An umbrella policy provides liability coverage above the limits of your home or auto policy. If you’re sued for damages exceeding your standard policy’s liability limit — after a serious car accident, for instance, or an injury on your property — an umbrella policy covers the difference, typically up to $1 million or more.

The cost is modest relative to the protection offered. Most umbrella policies run between $150 and $300 per year for $1 million in additional coverage. For homeowners and drivers with assets worth protecting, agents broadly consider this a high-value addition.

Work With an Independent Agent When Possible

Captive agents represent a single insurer. Independent agents represent many. The difference matters more than most consumers realize.

Independent agents can compare policies across multiple carriers to find coverage that genuinely fits your situation. They’re not incentivized to push one company’s products over another. For complex coverage needs — business owners, landlords, people with significant assets — that flexibility is valuable.

That said, a good captive agent who knows your situation well can still be highly effective. The key in either case is finding someone willing to explain your options honestly, not just close a sale.

The Advice That Ties Everything Together

The through-line in everything insurance agents recommend comes down to one principle: know what you have before you need it.
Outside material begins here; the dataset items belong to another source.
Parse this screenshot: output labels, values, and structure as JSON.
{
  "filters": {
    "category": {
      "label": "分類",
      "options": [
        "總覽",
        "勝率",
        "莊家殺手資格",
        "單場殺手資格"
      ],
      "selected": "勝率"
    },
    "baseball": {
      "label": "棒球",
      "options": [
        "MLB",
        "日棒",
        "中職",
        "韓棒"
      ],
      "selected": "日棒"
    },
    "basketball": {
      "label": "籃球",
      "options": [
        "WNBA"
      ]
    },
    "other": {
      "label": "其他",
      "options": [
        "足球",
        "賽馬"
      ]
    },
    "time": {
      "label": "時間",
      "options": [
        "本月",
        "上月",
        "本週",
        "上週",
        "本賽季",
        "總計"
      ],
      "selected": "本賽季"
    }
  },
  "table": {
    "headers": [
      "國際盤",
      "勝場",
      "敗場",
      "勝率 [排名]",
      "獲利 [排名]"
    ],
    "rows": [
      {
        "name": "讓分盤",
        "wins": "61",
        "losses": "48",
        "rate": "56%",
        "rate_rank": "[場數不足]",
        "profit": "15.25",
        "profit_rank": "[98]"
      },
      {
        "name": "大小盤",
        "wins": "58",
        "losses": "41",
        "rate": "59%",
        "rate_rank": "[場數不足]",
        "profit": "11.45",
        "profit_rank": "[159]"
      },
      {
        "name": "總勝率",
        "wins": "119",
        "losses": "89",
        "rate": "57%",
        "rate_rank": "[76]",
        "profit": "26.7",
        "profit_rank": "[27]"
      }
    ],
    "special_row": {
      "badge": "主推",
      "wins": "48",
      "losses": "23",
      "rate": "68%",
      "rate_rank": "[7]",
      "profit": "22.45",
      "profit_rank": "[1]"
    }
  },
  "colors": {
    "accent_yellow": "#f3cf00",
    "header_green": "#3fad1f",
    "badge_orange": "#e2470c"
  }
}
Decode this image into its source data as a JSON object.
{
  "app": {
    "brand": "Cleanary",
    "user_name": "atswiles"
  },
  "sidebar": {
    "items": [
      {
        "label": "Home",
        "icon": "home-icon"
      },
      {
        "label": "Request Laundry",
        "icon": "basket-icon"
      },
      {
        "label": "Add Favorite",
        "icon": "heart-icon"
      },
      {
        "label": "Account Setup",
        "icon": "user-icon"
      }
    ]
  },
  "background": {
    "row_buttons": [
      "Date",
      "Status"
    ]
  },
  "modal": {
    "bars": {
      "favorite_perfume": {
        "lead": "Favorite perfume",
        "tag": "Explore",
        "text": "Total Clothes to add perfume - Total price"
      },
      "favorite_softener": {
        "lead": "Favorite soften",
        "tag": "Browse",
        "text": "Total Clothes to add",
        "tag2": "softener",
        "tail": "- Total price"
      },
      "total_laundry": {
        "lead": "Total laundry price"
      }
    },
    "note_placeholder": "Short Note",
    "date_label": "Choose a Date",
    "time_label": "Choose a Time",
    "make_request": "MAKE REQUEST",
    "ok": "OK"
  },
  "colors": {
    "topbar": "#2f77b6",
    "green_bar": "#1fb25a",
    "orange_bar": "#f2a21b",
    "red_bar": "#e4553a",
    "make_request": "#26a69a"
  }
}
Read your policies. Ask your agent questions. Update your coverage when your life changes. Document what you own. Be honest about your risk.

None of this is complicated. Most of it takes a few hours a year. But the gap between people who follow this advice and those who don’t tends to show up at the worst possible moments — after an accident, a disaster, or a loss — when there’s nothing left to do but deal with the consequences.

Your agent is a resource, not just a point of contact for emergencies. Use them that way, and the coverage you’re paying for is far more likely to do its job when it counts.